New Vail Valley school superintendent Carlos Ramirez launches local listening tour: ‘Coffee With Carlos’ |

New Vail Valley school superintendent Carlos Ramirez launches local listening tour: ‘Coffee With Carlos’

Dr. Carlos Ramirez, Eagle County schools superintendent, is hosting a local listening tour called Coffee With Carlos, through local coffee shops. The public is invited to tell Ramirez and other school district officials what's on their mind.
Randy Wyrick|

Coffee With Carlos

Eagle County schools superintendent Carlos Ramirez is hosting a series of community conversations. All events are scheduled for 8:30 to 9:30 a.m.:

Thursday, Nov. 29, at Loaded Joe’s in Avon

Tuesday, Dec. 4, at Cafe 163 in Edwards

Wednesday, Dec. 12, at Color Coffee Roasters in Eagle

EAGLE — Carlos Ramirez is the proud father of five children and says he would put any of them in any Eagle County Schools classroom.

Ramirez, the new-ish superintendent of Eagle County Schools is touring local coffee shops for a listening tour they’re calling Coffee with Carlos.

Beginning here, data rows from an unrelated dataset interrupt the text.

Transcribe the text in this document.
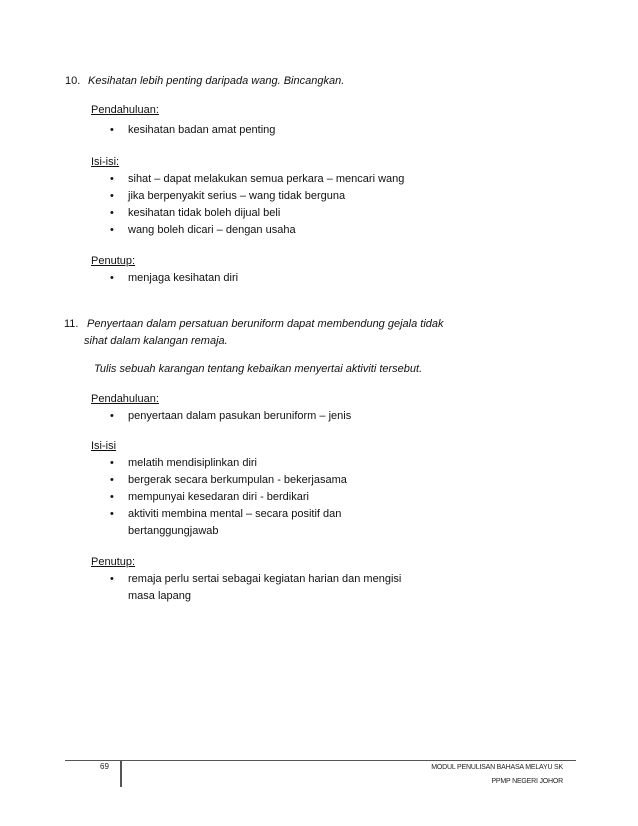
10. Kesihatan lebih penting daripada wang. Bincangkan.
Pendahuluan:
•
kesihatan badan amat penting
Isi-isi:
•
sihat – dapat melakukan semua perkara – mencari wang
•
jika berpenyakit serius – wang tidak berguna
•
kesihatan tidak boleh dijual beli
•
wang boleh dicari – dengan usaha
Penutup:
•
menjaga kesihatan diri
11. Penyertaan dalam persatuan beruniform dapat membendung gejala tidak
sihat dalam kalangan remaja.
Tulis sebuah karangan tentang kebaikan menyertai aktiviti tersebut.
Pendahuluan:
•
penyertaan dalam pasukan beruniform – jenis
Isi-isi
•
melatih mendisiplinkan diri
•
bergerak secara berkumpulan - bekerjasama
•
mempunyai kesedaran diri - berdikari
•
aktiviti membina mental – secara positif dan
bertanggungjawab
Penutup:
•
remaja perlu sertai sebagai kegiatan harian dan mengisi
masa lapang
69	MODUL PENULISAN BAHASA MELAYU SK
PPMP NEGERI JOHOR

The goal is to give Ramirez a chance to ask people what’s on their mind and how the school district can improve.

If the first couple sessions are any indication, people are more than willing to tell him.

Ramirez and the school district officials will talk about anything people want to talk about.

Main concerns circled back around safety and teachers. Phones in class, as well as kids vaping in class also popped up among some parents’ concerns.

Security spending

When voters approved $150 million in building and renovation projects, $6.3 million was spent on new school security systems.

It’s much more difficult for people to get into schools who aren’t supposed to be there, and that makes it a little more inconvenient for visitors, but in the trade-off between security and convenience, security wins, say Eagle County Schools officials.

In addition to the technology, students and teachers also prepare.

Students do active shooter drills like their parents and grandparents did duck-and-cover drills.

In the worst-case scenario — an active shooting situation — everything happens in the first one or two minutes.

The goal is to have everyone safely behind locked doors and out of the line of sight, said Dan Dougherty, the school district’s chief communications officer.

The school district works with Eagle County’s emergency department for week-long training sessions that include law enforcement and paramedics, Ramirez said.